There has been a list going around lately of the most-unread books in folks’ del.icio.us libraries. I have very few of these books, but have read a number of them. Most of these books are ones I have Not Read because I have zero desire to read them. I'm going to simply omit the ones that I don't care about. Sure, they may be great works of literature. No rules out there saying I gotta read 'em if they're not my cuppa tea.
So instead, I have 'read', 'want to read someday', 'tried and went bleah'. The numbers in parens are preserved from the original listing, and represent the number of libraries in which these were not-read.
Read these:
- Ulysses (84)
- The Odyssey (83)
- Zen and the art of motorcycle maintenance : an inquiry into values (45)
- Watership Down (44)
- The Hobbit (44)
- Guns, Germs, and Steel: the fates of human societies (79)
- Memoirs of a Geisha (66)
- Wicked : the life and times of the wicked witch of the West [I loved this! I need to remember to check the sequels out of the library.]
- Brave new world (61) [How can they NOT have read this?! Oh, man. A *must read* for today.]
- Frankenstein (59) [I know I read this for Fantasy Fiction class in college, but I don't remember it! I just remember finding a paper I wrote on it while cleaning out some old papers!]
- 1984 (57)
- The inferno (56) [Dante's, I presume? Not Stig's? 😉 ]
- Gulliver's travels (53)
- Dune
- The scarlet letter (48) [In high school; blech; hated it.]
- The catcher in the rye (46) [High school; didn't really 'get it'.]
- Treasure Island
Haven't read these, but may read them 'someday':
- One hundred years of solitude
- Don Quixote (skimmed in high school)
- Canterbury Tales (want to read a translation)
- Dracula (59) [Some folks published this as a BLOG a year or three ago, and it was GREAT, I got very hooked on it but then forgot to keep up with it. It turns out to be a very natural style because of the first-person style of the book and the extensive use of letters to other people. Oh, and it's *actually creepy*, which was cool! Just in time for Halloween, Dracula, by Bram Stoker, as blog]
- Eats, Shoots & Leaves: The Zero Tolerance Approach to Punctuation (48)
- Freakonomics : a rogue economist explores the hidden side of everything (45)
- The Three Musketeers [There was a really well-done DC Comics adaptation of this back in the 1970's, with really good art. I know, I know.

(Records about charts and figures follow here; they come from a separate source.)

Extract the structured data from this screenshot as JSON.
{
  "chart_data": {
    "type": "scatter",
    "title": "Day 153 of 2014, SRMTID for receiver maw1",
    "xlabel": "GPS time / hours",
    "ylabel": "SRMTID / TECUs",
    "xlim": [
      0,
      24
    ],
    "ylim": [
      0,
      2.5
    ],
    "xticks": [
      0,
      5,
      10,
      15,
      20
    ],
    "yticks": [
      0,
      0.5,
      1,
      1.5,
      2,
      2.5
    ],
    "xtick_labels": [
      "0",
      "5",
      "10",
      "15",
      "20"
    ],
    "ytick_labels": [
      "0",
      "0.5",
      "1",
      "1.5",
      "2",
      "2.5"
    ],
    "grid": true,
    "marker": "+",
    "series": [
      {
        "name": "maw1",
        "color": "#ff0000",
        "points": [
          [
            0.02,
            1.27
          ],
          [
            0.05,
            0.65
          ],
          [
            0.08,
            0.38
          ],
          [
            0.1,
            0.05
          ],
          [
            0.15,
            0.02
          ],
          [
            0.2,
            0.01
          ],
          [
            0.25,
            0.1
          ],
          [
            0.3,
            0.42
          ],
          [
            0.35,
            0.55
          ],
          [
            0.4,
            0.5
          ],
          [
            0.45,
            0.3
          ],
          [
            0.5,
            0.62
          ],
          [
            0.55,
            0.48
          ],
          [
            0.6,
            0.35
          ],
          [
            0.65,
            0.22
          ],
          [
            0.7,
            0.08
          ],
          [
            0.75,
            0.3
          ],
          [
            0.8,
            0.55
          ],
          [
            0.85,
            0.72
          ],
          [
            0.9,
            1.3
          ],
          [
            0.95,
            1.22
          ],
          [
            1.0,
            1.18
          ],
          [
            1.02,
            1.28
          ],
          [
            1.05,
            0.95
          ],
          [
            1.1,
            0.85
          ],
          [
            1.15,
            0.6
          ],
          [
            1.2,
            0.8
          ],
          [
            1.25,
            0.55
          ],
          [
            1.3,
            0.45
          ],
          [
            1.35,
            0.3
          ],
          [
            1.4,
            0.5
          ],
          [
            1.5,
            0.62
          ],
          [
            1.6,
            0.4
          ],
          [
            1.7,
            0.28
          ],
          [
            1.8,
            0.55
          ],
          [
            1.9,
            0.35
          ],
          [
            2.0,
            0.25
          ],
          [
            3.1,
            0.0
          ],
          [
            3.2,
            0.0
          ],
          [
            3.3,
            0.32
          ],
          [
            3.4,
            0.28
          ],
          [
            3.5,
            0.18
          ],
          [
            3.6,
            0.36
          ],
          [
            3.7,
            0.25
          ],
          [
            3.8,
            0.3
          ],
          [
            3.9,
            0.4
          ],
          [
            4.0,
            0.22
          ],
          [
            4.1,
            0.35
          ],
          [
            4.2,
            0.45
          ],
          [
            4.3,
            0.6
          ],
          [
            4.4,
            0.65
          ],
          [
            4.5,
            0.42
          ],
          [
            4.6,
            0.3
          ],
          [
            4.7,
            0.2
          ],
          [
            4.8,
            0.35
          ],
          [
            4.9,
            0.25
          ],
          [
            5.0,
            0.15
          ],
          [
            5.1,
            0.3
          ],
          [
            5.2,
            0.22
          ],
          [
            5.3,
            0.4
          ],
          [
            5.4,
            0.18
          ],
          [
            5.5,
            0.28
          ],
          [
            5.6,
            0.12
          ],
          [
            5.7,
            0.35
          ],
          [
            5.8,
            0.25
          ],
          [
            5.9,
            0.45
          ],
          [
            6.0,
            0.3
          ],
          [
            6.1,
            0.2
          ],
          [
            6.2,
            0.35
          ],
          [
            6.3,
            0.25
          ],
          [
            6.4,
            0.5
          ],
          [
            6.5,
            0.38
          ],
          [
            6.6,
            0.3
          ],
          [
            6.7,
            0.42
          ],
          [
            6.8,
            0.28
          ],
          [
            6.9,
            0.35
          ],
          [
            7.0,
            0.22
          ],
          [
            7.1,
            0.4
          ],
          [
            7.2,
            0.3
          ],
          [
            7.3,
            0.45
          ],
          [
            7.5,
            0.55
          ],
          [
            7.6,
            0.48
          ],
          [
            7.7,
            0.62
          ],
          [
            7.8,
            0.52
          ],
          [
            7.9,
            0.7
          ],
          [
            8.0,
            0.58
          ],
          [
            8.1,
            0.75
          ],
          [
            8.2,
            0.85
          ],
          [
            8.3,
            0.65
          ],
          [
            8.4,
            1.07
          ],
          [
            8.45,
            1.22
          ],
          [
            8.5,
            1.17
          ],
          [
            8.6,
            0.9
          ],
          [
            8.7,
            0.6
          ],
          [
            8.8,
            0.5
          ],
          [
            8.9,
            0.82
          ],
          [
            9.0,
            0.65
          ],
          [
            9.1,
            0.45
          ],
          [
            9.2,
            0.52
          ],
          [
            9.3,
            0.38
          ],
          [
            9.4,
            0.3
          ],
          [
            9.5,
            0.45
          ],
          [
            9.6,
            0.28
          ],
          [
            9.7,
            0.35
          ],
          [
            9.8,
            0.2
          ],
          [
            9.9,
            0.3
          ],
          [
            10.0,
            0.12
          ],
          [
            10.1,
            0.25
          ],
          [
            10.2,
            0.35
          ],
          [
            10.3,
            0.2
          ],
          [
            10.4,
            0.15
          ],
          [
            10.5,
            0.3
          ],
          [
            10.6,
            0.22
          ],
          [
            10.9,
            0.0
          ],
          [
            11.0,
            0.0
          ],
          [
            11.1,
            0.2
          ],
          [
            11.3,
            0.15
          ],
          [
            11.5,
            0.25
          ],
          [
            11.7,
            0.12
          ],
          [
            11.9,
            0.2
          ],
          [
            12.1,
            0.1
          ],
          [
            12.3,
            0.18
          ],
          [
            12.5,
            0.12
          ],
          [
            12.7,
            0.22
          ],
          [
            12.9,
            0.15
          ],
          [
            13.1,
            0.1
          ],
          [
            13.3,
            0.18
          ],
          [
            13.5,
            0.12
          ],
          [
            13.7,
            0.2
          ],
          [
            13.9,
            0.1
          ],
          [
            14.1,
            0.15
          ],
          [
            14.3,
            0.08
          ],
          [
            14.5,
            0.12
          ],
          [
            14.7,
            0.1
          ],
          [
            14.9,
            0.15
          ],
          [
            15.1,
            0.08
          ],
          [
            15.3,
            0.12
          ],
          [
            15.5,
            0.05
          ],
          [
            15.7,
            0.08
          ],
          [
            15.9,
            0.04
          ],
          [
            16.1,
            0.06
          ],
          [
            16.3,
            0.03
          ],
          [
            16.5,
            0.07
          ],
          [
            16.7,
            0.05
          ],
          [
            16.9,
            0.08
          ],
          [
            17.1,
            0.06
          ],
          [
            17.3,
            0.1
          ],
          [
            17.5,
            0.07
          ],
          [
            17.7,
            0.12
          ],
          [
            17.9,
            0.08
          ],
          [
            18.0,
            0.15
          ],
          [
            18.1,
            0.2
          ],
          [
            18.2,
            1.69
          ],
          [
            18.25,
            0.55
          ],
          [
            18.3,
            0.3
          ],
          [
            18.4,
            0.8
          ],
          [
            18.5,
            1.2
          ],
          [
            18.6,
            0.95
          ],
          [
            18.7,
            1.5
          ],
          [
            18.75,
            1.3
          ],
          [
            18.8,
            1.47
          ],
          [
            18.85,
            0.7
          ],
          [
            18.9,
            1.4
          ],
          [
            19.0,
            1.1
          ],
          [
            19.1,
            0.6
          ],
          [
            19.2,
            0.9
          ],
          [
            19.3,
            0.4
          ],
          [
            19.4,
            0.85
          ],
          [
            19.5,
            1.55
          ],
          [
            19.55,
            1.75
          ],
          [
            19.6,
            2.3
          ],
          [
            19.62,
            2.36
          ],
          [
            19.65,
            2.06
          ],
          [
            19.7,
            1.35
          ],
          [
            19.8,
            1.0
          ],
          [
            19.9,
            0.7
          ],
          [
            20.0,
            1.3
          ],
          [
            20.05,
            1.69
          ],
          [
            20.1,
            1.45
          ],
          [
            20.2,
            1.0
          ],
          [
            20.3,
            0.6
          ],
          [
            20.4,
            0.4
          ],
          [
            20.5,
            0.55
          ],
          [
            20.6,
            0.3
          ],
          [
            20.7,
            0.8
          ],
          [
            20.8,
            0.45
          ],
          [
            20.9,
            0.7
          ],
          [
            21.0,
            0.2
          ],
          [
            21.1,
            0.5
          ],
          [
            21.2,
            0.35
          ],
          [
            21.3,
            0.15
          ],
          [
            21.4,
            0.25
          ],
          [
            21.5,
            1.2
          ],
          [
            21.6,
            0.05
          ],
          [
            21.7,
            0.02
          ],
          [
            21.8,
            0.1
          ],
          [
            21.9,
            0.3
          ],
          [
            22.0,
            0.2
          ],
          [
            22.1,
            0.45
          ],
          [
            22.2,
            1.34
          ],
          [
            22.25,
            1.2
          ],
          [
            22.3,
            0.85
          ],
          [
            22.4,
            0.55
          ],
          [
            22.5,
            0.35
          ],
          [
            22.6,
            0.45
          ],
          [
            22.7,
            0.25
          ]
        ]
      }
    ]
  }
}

Some stories are just BETTER as manga.]
Books I started, but which convinced me on their own that I didn't want to bother reading them:
- Anna Karenina (132)
- The Silmarillion (104)
- The name of the rose (91) [loved the movie!]
- Moby Dick (86)
- American gods (68) [I had such high hopes for this based on the little Foglio 2-pager, but no, it's just too full of itself and its own smugness. Cut a lot of the excess floweriness out, or have the Foglios do a graphic novel, and I'd surely read it.]
- Atlas shrugged (67)
- Foucault's pendulum (61)
- One flew over the cuckoo's nest (54)
- Oliver Twist (54)
- Cryptonomicon (50)
- The mists of Avalon (47)
- Collapse : how societies choose to fail or succeed (47) [This one had me for a chapter or two, but as a serious student of world agronomy, indigenous crops, and alternative methods of agriculture, I soon hit too many fallacies to consider the remainder of the book worth reading. GIGO.]